Internally, recent controversies involving Greenblatt are being spun by senior employees as “tensions are high, people are stretched thin, and therefore making more mistakes than usual.” But some rank-and-file are concerned that Greenblatt is hell-bent on going after pro-Palestine activists on college campuses, such as Student Justice for Palestine and Jewish Voice for Peace.
Given the delicacy and rawness of the moment, staffers are increasingly less sure that Greenblatt is the right person to lead the ADL.
Even as employees contend with concerns that Greenblatt may direct the ADL to bring the hammer down on groups like Student Justice for Palestine or Jewish Voice for Peace (with some telling VICE News that they feel increasingly “ashamed” to work there) the nonprofit once again landed in hot water by praising a someone known for antisemitic statements. This time, it was Henry Kissinger, the former secretary of state who helped direct bombing campaigns in southeast Asia that resulted in the deaths of hundreds of thousands at minimum, possibly millions, of Cambodians and Vietnamese people.
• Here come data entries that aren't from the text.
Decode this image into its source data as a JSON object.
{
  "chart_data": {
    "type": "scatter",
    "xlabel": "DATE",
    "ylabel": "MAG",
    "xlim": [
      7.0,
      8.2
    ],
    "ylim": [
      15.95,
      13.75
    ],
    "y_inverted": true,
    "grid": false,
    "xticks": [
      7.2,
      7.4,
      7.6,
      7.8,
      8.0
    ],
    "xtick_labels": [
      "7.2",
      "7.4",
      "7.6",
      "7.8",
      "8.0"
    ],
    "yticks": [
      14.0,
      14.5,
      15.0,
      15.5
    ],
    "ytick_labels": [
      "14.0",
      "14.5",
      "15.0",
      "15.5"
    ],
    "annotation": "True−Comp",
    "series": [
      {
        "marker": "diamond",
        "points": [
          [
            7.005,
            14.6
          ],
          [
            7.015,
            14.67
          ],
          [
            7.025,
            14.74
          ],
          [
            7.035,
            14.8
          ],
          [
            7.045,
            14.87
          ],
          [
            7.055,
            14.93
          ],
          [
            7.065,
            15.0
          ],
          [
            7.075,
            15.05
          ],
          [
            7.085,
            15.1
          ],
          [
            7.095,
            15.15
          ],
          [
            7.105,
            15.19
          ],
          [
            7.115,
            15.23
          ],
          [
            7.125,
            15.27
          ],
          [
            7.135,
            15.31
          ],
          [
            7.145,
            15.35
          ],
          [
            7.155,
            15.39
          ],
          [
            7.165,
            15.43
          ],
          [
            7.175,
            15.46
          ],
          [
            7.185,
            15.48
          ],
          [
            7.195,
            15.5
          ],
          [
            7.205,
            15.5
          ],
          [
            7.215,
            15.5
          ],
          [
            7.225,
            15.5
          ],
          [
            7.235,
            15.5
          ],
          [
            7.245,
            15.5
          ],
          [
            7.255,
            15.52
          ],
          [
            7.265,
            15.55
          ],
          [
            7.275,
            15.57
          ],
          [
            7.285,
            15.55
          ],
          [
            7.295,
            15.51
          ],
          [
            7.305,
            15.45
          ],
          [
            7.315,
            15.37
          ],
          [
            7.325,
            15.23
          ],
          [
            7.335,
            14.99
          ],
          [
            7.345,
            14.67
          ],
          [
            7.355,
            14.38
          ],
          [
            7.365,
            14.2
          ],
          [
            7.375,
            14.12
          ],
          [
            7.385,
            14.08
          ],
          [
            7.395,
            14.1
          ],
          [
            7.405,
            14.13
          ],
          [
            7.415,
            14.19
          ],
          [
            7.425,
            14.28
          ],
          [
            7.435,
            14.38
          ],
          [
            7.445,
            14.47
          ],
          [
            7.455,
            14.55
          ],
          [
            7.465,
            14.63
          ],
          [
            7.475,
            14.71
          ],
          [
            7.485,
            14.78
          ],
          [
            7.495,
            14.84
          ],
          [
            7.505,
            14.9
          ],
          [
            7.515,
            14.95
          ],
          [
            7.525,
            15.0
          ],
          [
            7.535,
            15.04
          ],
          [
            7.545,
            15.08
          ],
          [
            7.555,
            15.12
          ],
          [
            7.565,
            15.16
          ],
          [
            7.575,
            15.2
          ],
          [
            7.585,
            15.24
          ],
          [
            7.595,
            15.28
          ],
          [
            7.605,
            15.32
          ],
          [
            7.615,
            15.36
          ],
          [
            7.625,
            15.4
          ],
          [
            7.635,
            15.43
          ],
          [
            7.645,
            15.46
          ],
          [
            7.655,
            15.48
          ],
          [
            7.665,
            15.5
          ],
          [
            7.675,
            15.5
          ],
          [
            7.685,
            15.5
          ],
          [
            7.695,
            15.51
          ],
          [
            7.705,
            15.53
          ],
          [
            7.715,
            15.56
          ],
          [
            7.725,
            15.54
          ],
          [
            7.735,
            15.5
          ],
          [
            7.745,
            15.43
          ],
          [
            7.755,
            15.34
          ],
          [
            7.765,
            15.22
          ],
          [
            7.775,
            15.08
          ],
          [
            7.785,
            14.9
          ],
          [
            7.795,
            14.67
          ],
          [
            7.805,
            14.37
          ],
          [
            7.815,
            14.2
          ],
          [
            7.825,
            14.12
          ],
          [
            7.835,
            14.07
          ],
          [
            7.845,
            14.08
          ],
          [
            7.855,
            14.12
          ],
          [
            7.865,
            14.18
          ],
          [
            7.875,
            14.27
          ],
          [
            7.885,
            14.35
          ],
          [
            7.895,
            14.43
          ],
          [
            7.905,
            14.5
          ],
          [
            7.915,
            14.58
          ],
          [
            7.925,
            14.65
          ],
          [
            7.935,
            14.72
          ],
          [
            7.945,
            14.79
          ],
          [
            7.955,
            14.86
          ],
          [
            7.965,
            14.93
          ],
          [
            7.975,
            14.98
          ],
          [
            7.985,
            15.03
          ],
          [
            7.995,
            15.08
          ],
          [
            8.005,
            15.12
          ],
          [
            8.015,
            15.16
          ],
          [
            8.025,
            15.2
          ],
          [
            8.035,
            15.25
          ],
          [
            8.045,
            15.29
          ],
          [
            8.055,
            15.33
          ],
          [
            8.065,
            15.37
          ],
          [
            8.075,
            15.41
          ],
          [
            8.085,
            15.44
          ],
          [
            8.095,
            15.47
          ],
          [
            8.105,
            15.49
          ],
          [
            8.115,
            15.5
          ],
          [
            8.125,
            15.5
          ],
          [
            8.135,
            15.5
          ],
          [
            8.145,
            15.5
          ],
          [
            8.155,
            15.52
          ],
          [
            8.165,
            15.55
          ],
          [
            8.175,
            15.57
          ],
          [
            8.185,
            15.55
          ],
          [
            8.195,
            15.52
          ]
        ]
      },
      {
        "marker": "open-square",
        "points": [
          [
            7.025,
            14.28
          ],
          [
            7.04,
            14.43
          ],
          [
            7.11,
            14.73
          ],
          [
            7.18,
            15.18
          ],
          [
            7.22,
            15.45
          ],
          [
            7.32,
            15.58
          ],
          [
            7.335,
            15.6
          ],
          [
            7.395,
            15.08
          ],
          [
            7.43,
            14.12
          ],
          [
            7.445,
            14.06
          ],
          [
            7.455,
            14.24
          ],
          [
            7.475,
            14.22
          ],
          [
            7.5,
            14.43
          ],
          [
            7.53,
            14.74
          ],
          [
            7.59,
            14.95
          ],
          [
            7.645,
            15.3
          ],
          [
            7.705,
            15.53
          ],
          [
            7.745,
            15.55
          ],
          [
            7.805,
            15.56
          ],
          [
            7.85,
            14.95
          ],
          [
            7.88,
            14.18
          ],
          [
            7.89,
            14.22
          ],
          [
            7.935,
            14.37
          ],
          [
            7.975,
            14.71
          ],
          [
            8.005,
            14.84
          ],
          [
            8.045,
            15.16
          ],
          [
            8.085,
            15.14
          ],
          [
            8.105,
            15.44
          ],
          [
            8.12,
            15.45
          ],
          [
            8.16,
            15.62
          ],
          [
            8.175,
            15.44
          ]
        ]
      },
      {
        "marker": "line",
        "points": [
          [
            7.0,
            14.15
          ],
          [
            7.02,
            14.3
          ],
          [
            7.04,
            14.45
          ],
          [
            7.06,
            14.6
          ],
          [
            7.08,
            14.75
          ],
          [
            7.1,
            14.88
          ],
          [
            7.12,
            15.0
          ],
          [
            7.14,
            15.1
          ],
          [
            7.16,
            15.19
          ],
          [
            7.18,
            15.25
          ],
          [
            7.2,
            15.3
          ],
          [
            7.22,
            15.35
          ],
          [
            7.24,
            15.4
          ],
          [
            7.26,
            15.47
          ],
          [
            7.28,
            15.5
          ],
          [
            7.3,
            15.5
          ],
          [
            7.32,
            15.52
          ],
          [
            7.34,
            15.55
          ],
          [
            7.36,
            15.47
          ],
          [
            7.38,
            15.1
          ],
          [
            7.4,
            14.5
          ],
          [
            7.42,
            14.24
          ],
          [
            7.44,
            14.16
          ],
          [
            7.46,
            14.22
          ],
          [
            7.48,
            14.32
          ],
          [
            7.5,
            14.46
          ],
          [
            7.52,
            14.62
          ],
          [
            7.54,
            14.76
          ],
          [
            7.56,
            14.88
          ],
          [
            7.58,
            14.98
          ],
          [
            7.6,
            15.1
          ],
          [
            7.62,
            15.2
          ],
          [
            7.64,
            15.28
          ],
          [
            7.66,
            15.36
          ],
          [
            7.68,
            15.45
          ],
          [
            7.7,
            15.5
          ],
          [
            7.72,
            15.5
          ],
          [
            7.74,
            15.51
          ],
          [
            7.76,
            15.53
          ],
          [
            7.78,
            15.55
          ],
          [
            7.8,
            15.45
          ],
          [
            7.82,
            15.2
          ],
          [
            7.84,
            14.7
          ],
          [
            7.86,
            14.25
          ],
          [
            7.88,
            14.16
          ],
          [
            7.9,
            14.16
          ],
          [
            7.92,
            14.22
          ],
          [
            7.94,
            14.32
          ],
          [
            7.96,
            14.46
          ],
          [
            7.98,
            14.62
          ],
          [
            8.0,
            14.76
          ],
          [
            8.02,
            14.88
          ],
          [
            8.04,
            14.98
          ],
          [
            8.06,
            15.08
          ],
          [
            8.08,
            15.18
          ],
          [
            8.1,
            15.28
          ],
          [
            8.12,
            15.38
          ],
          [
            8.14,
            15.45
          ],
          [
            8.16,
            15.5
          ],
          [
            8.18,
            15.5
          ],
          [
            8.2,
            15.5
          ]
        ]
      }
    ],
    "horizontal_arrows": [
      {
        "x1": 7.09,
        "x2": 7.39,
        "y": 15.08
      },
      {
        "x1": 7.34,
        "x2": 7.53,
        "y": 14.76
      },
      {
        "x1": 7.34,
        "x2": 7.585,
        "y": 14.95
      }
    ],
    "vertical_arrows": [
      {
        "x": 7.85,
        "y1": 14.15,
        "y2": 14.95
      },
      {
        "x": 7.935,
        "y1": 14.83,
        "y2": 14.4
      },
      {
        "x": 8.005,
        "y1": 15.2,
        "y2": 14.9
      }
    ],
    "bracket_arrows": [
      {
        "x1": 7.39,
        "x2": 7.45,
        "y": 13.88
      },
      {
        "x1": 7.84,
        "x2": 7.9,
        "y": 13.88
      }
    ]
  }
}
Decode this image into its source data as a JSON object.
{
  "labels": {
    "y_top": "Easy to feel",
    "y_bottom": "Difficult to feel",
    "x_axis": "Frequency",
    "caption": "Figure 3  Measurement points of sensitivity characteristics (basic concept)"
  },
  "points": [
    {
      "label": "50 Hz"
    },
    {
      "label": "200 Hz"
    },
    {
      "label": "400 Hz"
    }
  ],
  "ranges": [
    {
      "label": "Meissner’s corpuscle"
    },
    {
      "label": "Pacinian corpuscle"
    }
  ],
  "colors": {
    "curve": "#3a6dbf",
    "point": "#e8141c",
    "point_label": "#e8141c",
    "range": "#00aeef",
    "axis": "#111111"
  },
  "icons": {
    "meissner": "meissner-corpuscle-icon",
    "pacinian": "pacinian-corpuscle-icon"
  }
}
In its post on X, the ADL lauded Kissinger, a Jewish refugee from Nazi Germany, as a “towering intellect, diplomat and practitioner who—not without controversy—helped shape American foreign policy with a lasting impact worldwide.” “He was unapologetic about his heritage and his embrace of the importance of American global power and democratic values,” the ADL added.
Readers quickly added their “Community notes” to the post: noting Kissinger’s history of antisemitism. For example, he was once quoted as saying “if it were not for the accident of my birth, I would be antisemitic,” and once told Nixon “if they put Jews into gas chambers in the Soviet Union, it is not an American concern. Maybe a humanitarian concern.”
“The ADL is not Jonathan Greenblatt,” one former employee said. “The sad thing, and I do think it’s a sad thing, is that an organization like the ADL needs to exist. It is not fiction that antisemitism is on the rise. And historically, a rise in antisemitism is a bellwether of political violence.”
What’s more, that former employee added, the ADL has some of the world’s leading experts on extremism, antisemitism, violence, hate, and tech policy working there. And yet despite that, their expertise has been repeatedly discredited, ignored or undermined by Greenblatt and other senior leadership. An organization like the ADL does need to exist, they said, “but it doesn’t have to be the ADL.”